Ce que ce rapport révèle, c'est d'abord l'échec d'un récit. Celui d'une Amérique refuge, exception historique où les Juifs seraient définitivement à l'abri. Pour les ennemis d'Israël et du peuple juif, chaque agression impunie est une victoire symbolique : elle valide l'idée que les Juifs sont des cibles légitimes partout où ils vivent. Pour les communautés juives, c'est un danger très concret — budgets de sécurité qui explosent, vie communautaire sous escorte, enfants qui apprennent à cacher leur étoile.
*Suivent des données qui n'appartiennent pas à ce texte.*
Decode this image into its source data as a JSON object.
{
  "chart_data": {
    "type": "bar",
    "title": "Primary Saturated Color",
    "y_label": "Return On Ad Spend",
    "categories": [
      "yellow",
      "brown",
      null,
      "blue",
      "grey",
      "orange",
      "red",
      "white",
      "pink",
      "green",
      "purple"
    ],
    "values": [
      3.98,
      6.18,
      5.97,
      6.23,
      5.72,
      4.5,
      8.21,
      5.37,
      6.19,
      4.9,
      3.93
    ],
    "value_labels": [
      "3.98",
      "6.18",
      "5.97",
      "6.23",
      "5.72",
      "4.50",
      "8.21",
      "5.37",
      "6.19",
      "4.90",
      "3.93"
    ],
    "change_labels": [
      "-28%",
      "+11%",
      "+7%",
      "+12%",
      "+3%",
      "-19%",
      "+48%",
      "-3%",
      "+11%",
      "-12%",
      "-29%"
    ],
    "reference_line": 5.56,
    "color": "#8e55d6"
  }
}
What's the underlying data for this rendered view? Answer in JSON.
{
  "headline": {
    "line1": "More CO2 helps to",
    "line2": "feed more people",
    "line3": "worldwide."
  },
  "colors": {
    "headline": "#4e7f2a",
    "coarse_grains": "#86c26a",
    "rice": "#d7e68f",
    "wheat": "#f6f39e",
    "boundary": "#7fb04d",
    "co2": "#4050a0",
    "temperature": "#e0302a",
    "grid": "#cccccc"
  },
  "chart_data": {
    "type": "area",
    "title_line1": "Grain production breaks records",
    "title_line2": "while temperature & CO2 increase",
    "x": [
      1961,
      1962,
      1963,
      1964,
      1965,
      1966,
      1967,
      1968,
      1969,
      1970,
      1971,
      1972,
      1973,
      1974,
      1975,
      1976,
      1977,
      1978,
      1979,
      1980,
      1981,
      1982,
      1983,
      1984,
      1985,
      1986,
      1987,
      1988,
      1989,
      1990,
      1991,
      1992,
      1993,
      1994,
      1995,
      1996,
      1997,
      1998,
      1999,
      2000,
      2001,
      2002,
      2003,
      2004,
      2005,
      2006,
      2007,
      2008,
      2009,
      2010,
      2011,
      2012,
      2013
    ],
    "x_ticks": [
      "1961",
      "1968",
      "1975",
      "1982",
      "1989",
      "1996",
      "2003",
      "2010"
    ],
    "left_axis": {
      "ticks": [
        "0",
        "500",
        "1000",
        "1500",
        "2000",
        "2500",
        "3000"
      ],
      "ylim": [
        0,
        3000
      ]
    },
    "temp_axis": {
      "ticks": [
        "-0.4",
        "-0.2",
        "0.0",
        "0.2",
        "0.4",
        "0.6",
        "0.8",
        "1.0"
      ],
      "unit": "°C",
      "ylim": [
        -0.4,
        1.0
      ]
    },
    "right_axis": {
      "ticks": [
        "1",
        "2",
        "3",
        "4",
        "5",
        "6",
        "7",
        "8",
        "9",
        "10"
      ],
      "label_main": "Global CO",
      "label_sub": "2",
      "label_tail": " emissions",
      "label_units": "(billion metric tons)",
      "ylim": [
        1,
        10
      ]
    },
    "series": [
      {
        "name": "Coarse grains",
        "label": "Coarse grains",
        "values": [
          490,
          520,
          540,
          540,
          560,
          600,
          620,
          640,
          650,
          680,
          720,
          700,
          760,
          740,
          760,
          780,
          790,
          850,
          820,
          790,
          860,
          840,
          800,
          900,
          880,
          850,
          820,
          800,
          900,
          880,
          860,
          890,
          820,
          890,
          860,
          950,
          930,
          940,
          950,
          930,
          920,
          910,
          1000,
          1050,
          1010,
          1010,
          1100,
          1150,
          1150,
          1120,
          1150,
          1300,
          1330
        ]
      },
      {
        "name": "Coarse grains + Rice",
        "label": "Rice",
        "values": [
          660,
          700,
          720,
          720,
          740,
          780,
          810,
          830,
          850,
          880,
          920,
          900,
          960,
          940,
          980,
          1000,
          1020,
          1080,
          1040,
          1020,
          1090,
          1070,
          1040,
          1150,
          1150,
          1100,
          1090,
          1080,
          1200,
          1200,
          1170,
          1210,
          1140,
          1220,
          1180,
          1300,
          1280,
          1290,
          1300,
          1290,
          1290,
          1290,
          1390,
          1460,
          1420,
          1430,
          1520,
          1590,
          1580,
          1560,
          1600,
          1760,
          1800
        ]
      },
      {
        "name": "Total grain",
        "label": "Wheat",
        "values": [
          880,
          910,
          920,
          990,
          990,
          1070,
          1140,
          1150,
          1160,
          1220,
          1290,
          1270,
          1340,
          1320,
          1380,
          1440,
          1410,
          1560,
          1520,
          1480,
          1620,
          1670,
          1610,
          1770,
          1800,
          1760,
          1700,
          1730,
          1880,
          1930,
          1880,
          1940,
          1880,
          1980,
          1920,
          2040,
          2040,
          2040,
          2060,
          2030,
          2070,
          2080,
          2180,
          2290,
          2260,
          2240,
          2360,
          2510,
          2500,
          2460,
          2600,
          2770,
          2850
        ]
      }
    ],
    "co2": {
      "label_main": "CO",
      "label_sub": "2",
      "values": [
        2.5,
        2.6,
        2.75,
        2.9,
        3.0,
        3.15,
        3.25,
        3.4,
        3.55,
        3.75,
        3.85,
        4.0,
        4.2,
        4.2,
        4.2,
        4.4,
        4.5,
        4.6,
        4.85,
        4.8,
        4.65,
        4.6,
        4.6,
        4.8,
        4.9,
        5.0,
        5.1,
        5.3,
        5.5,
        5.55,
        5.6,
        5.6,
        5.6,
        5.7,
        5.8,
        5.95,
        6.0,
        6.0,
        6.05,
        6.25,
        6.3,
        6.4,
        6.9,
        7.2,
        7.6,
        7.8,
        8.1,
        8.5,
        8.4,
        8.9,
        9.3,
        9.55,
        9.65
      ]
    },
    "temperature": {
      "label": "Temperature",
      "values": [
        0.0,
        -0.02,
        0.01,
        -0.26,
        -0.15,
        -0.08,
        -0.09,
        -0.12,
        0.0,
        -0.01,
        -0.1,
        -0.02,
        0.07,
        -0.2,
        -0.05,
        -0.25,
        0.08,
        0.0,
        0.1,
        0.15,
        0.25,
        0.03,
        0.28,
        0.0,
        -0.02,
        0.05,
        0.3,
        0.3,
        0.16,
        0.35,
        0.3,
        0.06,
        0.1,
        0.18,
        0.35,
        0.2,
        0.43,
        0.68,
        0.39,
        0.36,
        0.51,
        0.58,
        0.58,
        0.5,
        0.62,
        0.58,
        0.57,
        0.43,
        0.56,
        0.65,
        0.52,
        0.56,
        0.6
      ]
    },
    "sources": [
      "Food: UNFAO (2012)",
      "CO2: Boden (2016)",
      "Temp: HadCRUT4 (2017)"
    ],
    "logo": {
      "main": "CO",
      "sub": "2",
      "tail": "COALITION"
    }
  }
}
Celui d'une Amérique refuge, exception historique où les Juifs seraient définitivement à l'abri.

Mais voici l'angle que presque personne ne souligne : ce basculement américain rebat les cartes du monde juif tout entier. Depuis 1945, la diaspora américaine était le pilier stable, celui qui protégeait, finançait, plaidait. Si l'Amérique devient à son tour un territoire d'insécurité juive, alors Israël cesse d'être une option parmi d'autres : il redevient ce qu'il a toujours été dans le projet sioniste — la police d'assurance existentielle du peuple juif. Ce n'est pas un hasard si l'alyah depuis l'Amérique du Nord frémit, ni si les débats internes de la communauté américaine se durcissent.

Le rapport du FBI n'est donc pas seulement un bilan sécuritaire. C'est un document historique : la trace chiffrée du moment où la diaspora la plus puissante de l'histoire juive a compris qu'elle n'était plus intouchable. Et ce moment-là, Israël et le monde juif doivent le penser dès maintenant — pas dans dix ans.